Breaking Down Barriers
Those barriers no longer exist. Technological advancements in voice biometrics are making the speaker verification process today almost entirely seamless for callers and placing voice biometrics within the reach of companies of all sizes.
"Every time the corporate world has tried to add a layer of security, it has added inconvenience to the customer. Now, we're adding security and [improving] the customer experience," says Alexey Khitrov, president of SpeechPro, the U.S. business unit of Speech Technology Center.
"There's so much today that you can do with voice biometrics in the call center environment," he adds.
That's significant, given that 83 percent of calls to contact centers today require some sort of caller identification or verification, according to a recent report from Opus Research.
One of the first things newer biometrics systems have going for them is that the long process of initially creating a voiceprint has largely been eliminated. "Now, it's all done in the background with passive enrollments," Miller says. "As we look at the wide expanse of the contact center, there is a lot of recording that's going on now. There's a lot of recorded material that can be used to generate a voiceprint.
"The beautiful thing is that what used to take a while now can be done almost in real time," Miller adds.

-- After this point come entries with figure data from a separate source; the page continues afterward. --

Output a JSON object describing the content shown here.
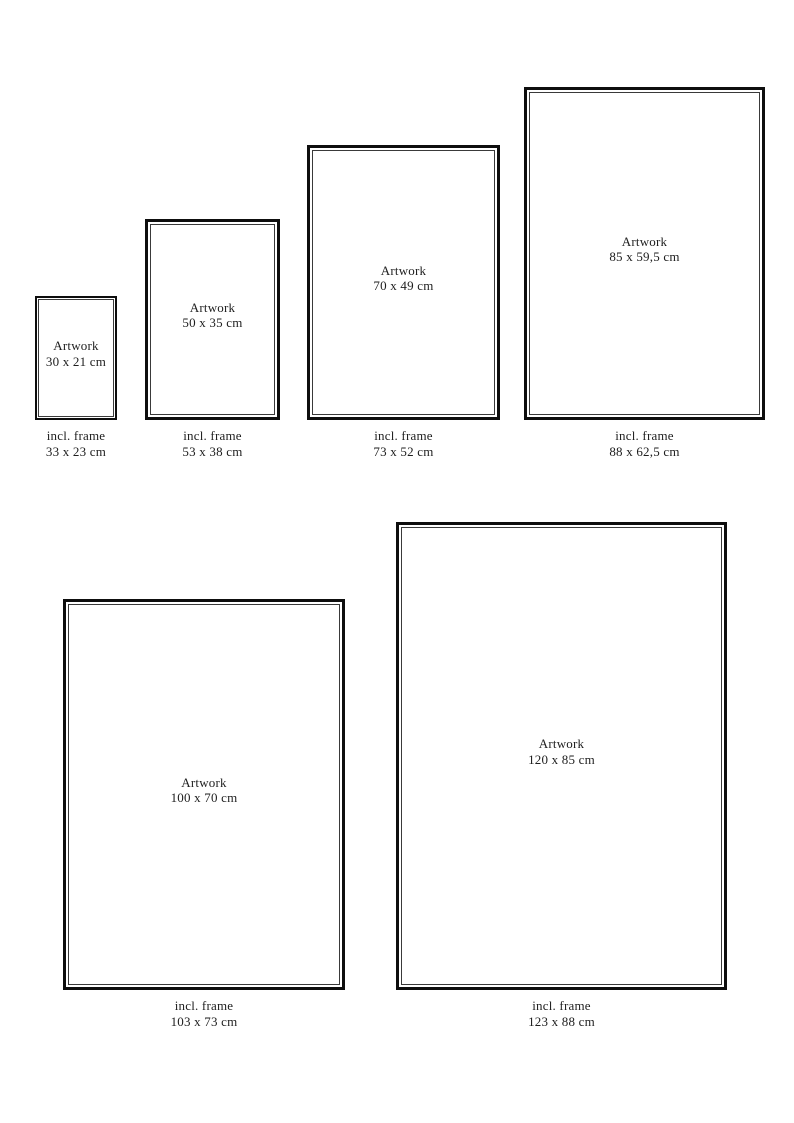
{
  "page": {
    "background": "#ffffff",
    "text_color": "#1e1e1e",
    "frame_border_color": "#0e0e0e",
    "inner_line_color": "#3a3a3a"
  },
  "frames": [
    {
      "artwork_label": "Artwork",
      "artwork_size": "30 x 21 cm",
      "incl_label": "incl. frame",
      "incl_size": "33 x 23 cm",
      "left": 35,
      "top": 296,
      "width": 82,
      "height": 124,
      "border_px": 2,
      "gap_px": 1
    },
    {
      "artwork_label": "Artwork",
      "artwork_size": "50 x 35 cm",
      "incl_label": "incl. frame",
      "incl_size": "53 x 38 cm",
      "left": 145,
      "top": 219,
      "width": 135,
      "height": 201,
      "border_px": 3,
      "gap_px": 2
    },
    {
      "artwork_label": "Artwork",
      "artwork_size": "70 x 49 cm",
      "incl_label": "incl. frame",
      "incl_size": "73 x 52 cm",
      "left": 307,
      "top": 145,
      "width": 193,
      "height": 275,
      "border_px": 3,
      "gap_px": 2
    },
    {
      "artwork_label": "Artwork",
      "artwork_size": "85 x 59,5 cm",
      "incl_label": "incl. frame",
      "incl_size": "88 x 62,5 cm",
      "left": 524,
      "top": 87,
      "width": 241,
      "height": 333,
      "border_px": 3,
      "gap_px": 2
    },
    {
      "artwork_label": "Artwork",
      "artwork_size": "100 x 70 cm",
      "incl_label": "incl. frame",
      "incl_size": "103 x 73 cm",
      "left": 63,
      "top": 599,
      "width": 282,
      "height": 391,
      "border_px": 3,
      "gap_px": 2
    },
    {
      "artwork_label": "Artwork",
      "artwork_size": "120 x 85 cm",
      "incl_label": "incl. frame",
      "incl_size": "123 x 88 cm",
      "left": 396,
      "top": 522,
      "width": 331,
      "height": 468,
      "border_px": 3,
      "gap_px": 2
    }
  ]
}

Khitrov claims that with SpeechPro's latest VoiceKey release, the entire process takes 2.5 seconds for its text-dependent option and six seconds for its text-independent option. "From an end-user perspective, it's really such an easy process now."
This applies to both the initial enrollment and subsequent verifications, Khitrov adds.
Nuance Communications' FreeSpeech voice biometrics engine uses natural language processing to speed up the enrollment and verification process. This eliminates the time wasted as callers are led through the process of saying and repeating random numbers, phrases, or sentences for enrollment and verification.
Barclays Wealth & Investment Management, a London-based global financial services organization entrusted with $2.4 trillion in client assets, started using FreeSpeech several months ago. When customers call in to Barclays to access their accounts, they engage in 20 to 30 seconds of natural conversation with the customer service agents. During that time, Nuance FreeSpeech runs in the background, comparing their voices to their unique voiceprints on file and silently signaling to the agents when their identities have been confirmed.
Since its introduction, more than 84 percent of Barclays' customers have stored their voiceprints in the system, with 95 percent of those customers successfully verified on their first use of the system. Customer feedback has been positive, with 93 percent of customers rating Barclays at least nine out of 10 for the speed, ease of use, and security of the new authentication system.
Voice biometrics solutions are also more feasible today because of advances in the mobile phones most people carry around every day. Newer smartphones and tablets have become sophisticated enough to do the voice authentication processing "on-device." This differs greatly from the previous "in-call" approach, where an interactive voice response system prompted the caller to say and repeat a series of numbers, words, or phrases. Another system recorded the utterance and handed it off to yet another system that compared it to samples of the voice saved in a complex database of voiceprints and related information.